- Born: 31 January 1951 (age 74) Tunisia
- Occupation: Novelist

= Habib Selmi =

Tunisian novelist and short story writer (born 1951)

Habib Selmi (Tunisian Arabic: حبيب السالمي) (born 31 January 1951) is a Tunisian novelist and short story writer.

==Early life==
He was born in Al-Ala near the historic city of Kairouan.
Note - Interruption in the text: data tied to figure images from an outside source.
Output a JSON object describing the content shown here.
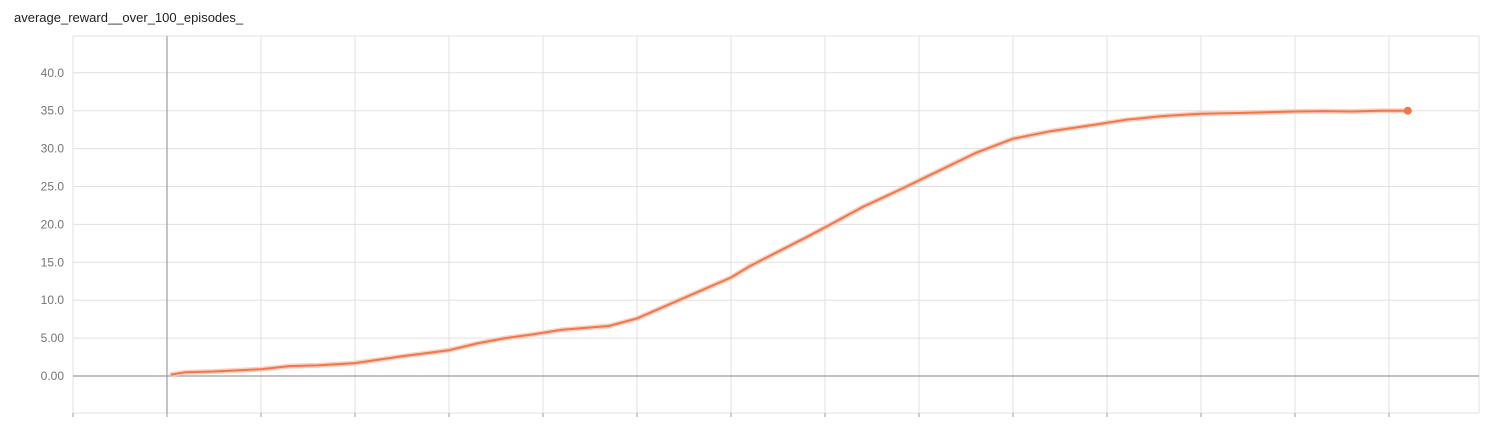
{
  "chart_data": {
    "type": "line",
    "title": "average_reward__over_100_episodes_",
    "xlabel": "",
    "ylabel": "",
    "ylim": [
      -5,
      45
    ],
    "yticks": [
      "0.00",
      "5.00",
      "10.0",
      "15.0",
      "20.0",
      "25.0",
      "30.0",
      "35.0",
      "40.0"
    ],
    "xlim": [
      -1,
      14
    ],
    "xtick_label_visible": false,
    "grid": true,
    "legend": "none",
    "colors": {
      "line": "#f4754a",
      "smoothed_shadow": "#f9c6b2",
      "grid": "#e0e0e0",
      "zero_axis": "#9e9e9e"
    },
    "series": [
      {
        "x": [
          0.05,
          0.2,
          0.5,
          1.0,
          1.3,
          1.6,
          2.0,
          2.5,
          3.0,
          3.3,
          3.6,
          3.9,
          4.2,
          4.7,
          5.0,
          5.5,
          6.0,
          6.2,
          6.5,
          6.8,
          7.0,
          7.4,
          7.8,
          8.2,
          8.6,
          9.0,
          9.4,
          9.9,
          10.2,
          10.6,
          11.0,
          11.4,
          11.7,
          12.0,
          12.3,
          12.6,
          12.9,
          13.2
        ],
        "y": [
          0.2,
          0.5,
          0.6,
          0.9,
          1.3,
          1.4,
          1.7,
          2.6,
          3.4,
          4.3,
          5.0,
          5.5,
          6.1,
          6.6,
          7.6,
          10.3,
          13.0,
          14.5,
          16.4,
          18.3,
          19.6,
          22.3,
          24.6,
          27.0,
          29.4,
          31.3,
          32.3,
          33.2,
          33.8,
          34.3,
          34.6,
          34.7,
          34.8,
          34.9,
          34.95,
          34.9,
          35.0,
          35.0
        ]
      }
    ]
  }
}
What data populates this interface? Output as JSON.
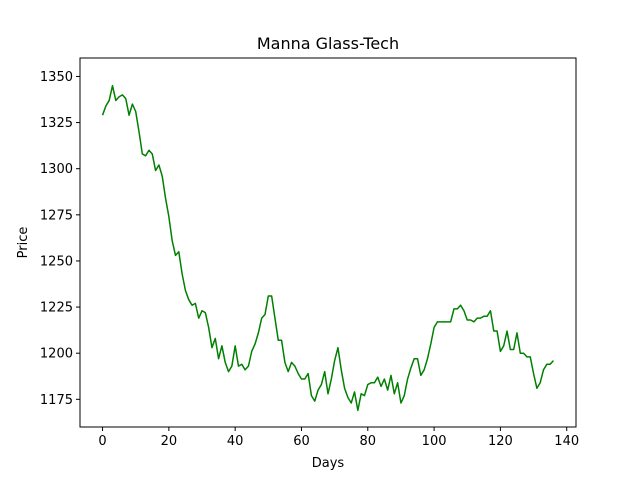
{
  "chart_data": {
    "type": "line",
    "title": "Manna Glass-Tech",
    "xlabel": "Days",
    "ylabel": "Price",
    "xlim": [
      -6.8,
      142.8
    ],
    "ylim": [
      1160,
      1360
    ],
    "xticks": [
      0,
      20,
      40,
      60,
      80,
      100,
      120,
      140
    ],
    "yticks": [
      1175,
      1200,
      1225,
      1250,
      1275,
      1300,
      1325,
      1350
    ],
    "grid": false,
    "line_color": "#008000",
    "series": [
      {
        "x": [
          0,
          1,
          2,
          3,
          4,
          5,
          6,
          7,
          8,
          9,
          10,
          11,
          12,
          13,
          14,
          15,
          16,
          17,
          18,
          19,
          20,
          21,
          22,
          23,
          24,
          25,
          26,
          27,
          28,
          29,
          30,
          31,
          32,
          33,
          34,
          35,
          36,
          37,
          38,
          39,
          40,
          41,
          42,
          43,
          44,
          45,
          46,
          47,
          48,
          49,
          50,
          51,
          52,
          53,
          54,
          55,
          56,
          57,
          58,
          59,
          60,
          61,
          62,
          63,
          64,
          65,
          66,
          67,
          68,
          69,
          70,
          71,
          72,
          73,
          74,
          75,
          76,
          77,
          78,
          79,
          80,
          81,
          82,
          83,
          84,
          85,
          86,
          87,
          88,
          89,
          90,
          91,
          92,
          93,
          94,
          95,
          96,
          97,
          98,
          99,
          100,
          101,
          102,
          103,
          104,
          105,
          106,
          107,
          108,
          109,
          110,
          111,
          112,
          113,
          114,
          115,
          116,
          117,
          118,
          119,
          120,
          121,
          122,
          123,
          124,
          125,
          126,
          127,
          128,
          129,
          130,
          131,
          132,
          133,
          134,
          135,
          136
        ],
        "y": [
          1329,
          1334,
          1337,
          1345,
          1337,
          1339,
          1340,
          1338,
          1329,
          1335,
          1331,
          1320,
          1308,
          1307,
          1310,
          1308,
          1299,
          1302,
          1296,
          1284,
          1274,
          1261,
          1253,
          1255,
          1243,
          1234,
          1229,
          1226,
          1227,
          1219,
          1223,
          1222,
          1214,
          1203,
          1208,
          1197,
          1204,
          1195,
          1190,
          1193,
          1204,
          1193,
          1194,
          1191,
          1193,
          1201,
          1205,
          1211,
          1219,
          1221,
          1231,
          1231,
          1219,
          1207,
          1207,
          1195,
          1190,
          1195,
          1193,
          1189,
          1186,
          1186,
          1189,
          1177,
          1174,
          1180,
          1183,
          1190,
          1178,
          1186,
          1196,
          1203,
          1191,
          1181,
          1176,
          1173,
          1179,
          1169,
          1178,
          1177,
          1183,
          1184,
          1184,
          1187,
          1182,
          1186,
          1180,
          1188,
          1178,
          1184,
          1173,
          1177,
          1186,
          1192,
          1197,
          1197,
          1188,
          1191,
          1197,
          1205,
          1214,
          1217,
          1217,
          1217,
          1217,
          1217,
          1224,
          1224,
          1226,
          1223,
          1218,
          1218,
          1217,
          1219,
          1219,
          1220,
          1220,
          1223,
          1212,
          1212,
          1201,
          1204,
          1212,
          1202,
          1202,
          1211,
          1200,
          1200,
          1198,
          1198,
          1189,
          1181,
          1184,
          1191,
          1194,
          1194,
          1196
        ]
      }
    ]
  }
}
To date, he has published eight novels and two short story collections.

==Career==
His books include:
- Jabal al-'Anz (Goat Mountain), 1988
- Surat Badawi Mayyit (Portrait of a Dead Bedouin), 1990
- Matahat al-Raml (Sand Labyrinth), 1994
- Hufar Dafi'a (Warm Pits), 1999
- Ushaq Bayya (Bayya's Lovers), 2002
- Asrar Abdallah (Abdallah’s Secrets), 2006
- Rawaïh Marie-Claire (The Scents of Marie-Claire), 2008
- Nisāʾ al-basatīn (The Women of al-Basatin), 2011
- Al-ishtīāq ilā al-jāra (Longing for the Woman Next Door), 2020

His work has been shortlisted three times for the International Prize for Arabic Fiction, in 2009 (for The Scents of Marie-Claire), 2012 (for The Women of al-Basatin), and 2021 (for Longing for the Woman Next Door). His work has been translated into a number of languages, including English and French and has featured in multiple issues of Banipal magazine.

Selmi has lived in Paris since 1985, where he teaches Arabic literature.